The sites, ranging from 5-50MW, will be developed over the next three years with the first aiming for completion in July 2019 as part of 250MW slated for completion by October.
Around 40% of the portfolio will be made up of standalone battery storage, with over 100MW anticipated to be in the ground under the first tranche of projects.
While the company has yet to reveal where its projects will be, a 20MW gas site in Chesterfield and a developed 40MW energy storage site in Bedford was recently sold to Arlington Infrastructure, the company set up in May 2018 to build out the portfolio.
Matt Clare, director of Arlington Energy, said: “Securing this level of funding has been a fantastic achievement for us, and for the UK energy sector. We are extremely pleased to be able to deploy so many assets in the UK to support the grid network.”
The company has yet to select its technology partners for the storage projects, and is working with advisory services firm DNV GL to provide technical assistance on procuring and deploying the most suitable assets for the portfolio.

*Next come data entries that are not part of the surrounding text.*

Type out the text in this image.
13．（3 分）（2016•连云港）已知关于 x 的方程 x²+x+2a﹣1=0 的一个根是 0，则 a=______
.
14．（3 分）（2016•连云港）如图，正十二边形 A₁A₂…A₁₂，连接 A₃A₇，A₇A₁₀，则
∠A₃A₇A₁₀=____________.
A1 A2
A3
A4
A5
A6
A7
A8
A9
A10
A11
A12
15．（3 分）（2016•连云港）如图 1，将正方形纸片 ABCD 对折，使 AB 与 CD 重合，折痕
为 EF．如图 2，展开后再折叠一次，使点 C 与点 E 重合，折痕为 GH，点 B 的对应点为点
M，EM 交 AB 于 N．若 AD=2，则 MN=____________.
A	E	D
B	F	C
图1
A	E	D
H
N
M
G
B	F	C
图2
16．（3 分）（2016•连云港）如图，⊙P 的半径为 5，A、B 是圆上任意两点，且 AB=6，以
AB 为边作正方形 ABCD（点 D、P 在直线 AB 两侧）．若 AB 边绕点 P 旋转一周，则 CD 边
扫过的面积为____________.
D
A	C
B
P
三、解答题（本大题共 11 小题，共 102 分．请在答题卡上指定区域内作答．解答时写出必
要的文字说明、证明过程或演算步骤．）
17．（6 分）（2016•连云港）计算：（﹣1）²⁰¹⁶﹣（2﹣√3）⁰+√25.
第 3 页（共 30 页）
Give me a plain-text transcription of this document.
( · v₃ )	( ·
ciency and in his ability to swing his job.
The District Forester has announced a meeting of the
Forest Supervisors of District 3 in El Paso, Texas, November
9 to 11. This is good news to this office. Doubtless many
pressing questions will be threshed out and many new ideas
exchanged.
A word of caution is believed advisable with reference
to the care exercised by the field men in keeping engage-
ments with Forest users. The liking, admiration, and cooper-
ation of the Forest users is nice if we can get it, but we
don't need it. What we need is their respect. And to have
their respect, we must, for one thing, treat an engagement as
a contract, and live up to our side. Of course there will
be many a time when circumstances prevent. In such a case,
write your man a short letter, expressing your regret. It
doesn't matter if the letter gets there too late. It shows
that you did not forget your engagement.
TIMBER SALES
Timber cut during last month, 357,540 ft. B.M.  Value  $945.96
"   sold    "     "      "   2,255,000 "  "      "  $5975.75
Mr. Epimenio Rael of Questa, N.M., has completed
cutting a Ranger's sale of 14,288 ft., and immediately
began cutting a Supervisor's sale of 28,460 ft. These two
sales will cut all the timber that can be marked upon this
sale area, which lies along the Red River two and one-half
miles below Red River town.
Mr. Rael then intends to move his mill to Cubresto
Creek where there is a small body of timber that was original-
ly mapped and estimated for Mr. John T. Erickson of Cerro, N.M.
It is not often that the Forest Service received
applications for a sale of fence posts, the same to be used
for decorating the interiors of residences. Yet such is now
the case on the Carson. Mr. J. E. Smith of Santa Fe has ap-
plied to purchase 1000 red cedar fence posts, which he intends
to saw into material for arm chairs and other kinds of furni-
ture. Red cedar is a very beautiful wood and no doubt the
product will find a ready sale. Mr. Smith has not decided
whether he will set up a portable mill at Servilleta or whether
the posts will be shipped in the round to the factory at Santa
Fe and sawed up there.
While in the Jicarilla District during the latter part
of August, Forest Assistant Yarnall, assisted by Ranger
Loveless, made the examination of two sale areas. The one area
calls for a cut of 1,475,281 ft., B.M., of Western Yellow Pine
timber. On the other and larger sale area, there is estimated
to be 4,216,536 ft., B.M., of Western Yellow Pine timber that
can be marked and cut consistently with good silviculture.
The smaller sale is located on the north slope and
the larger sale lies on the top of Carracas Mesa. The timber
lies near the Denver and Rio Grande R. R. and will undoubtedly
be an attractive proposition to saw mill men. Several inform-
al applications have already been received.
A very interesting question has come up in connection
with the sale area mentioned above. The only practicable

“They will be tendering every top manufacturer and system provider with experience in energy storage globally,” Clare said.
The projects will rely on Capacity Market contracts it hopes in to win in February 2019’s T-4 auction to support a merchant trading strategy in what it sees as a distributed energy market susceptible to system volatility.
This approach was recently called for by a panel of energy storage providers at Solar & Storage Live, which claimed that investors needed to “come to grips” with merchant risk following years of subsidy-backed opportunities.
As a relative newcomer to the market, having been established in July 2017, Arlington describes itself as “focused on the acquisition, development and ownership of clean energy assets across the UK”.
When asked why the company had chosen gas generation for its first portfolio, Clare said: “We consider gas peaking as the lowest carbon form of providing distributed long-duration power to the grid.
“Clearly it is not as green as energy storage, wind, solar, biomass etc, however the UK still requires base load style technology and given the timescales and risk associated with nuclear, coal and diesel.”
He added that storage offered “strong benefits” in optimising the intermittent renewables on the system.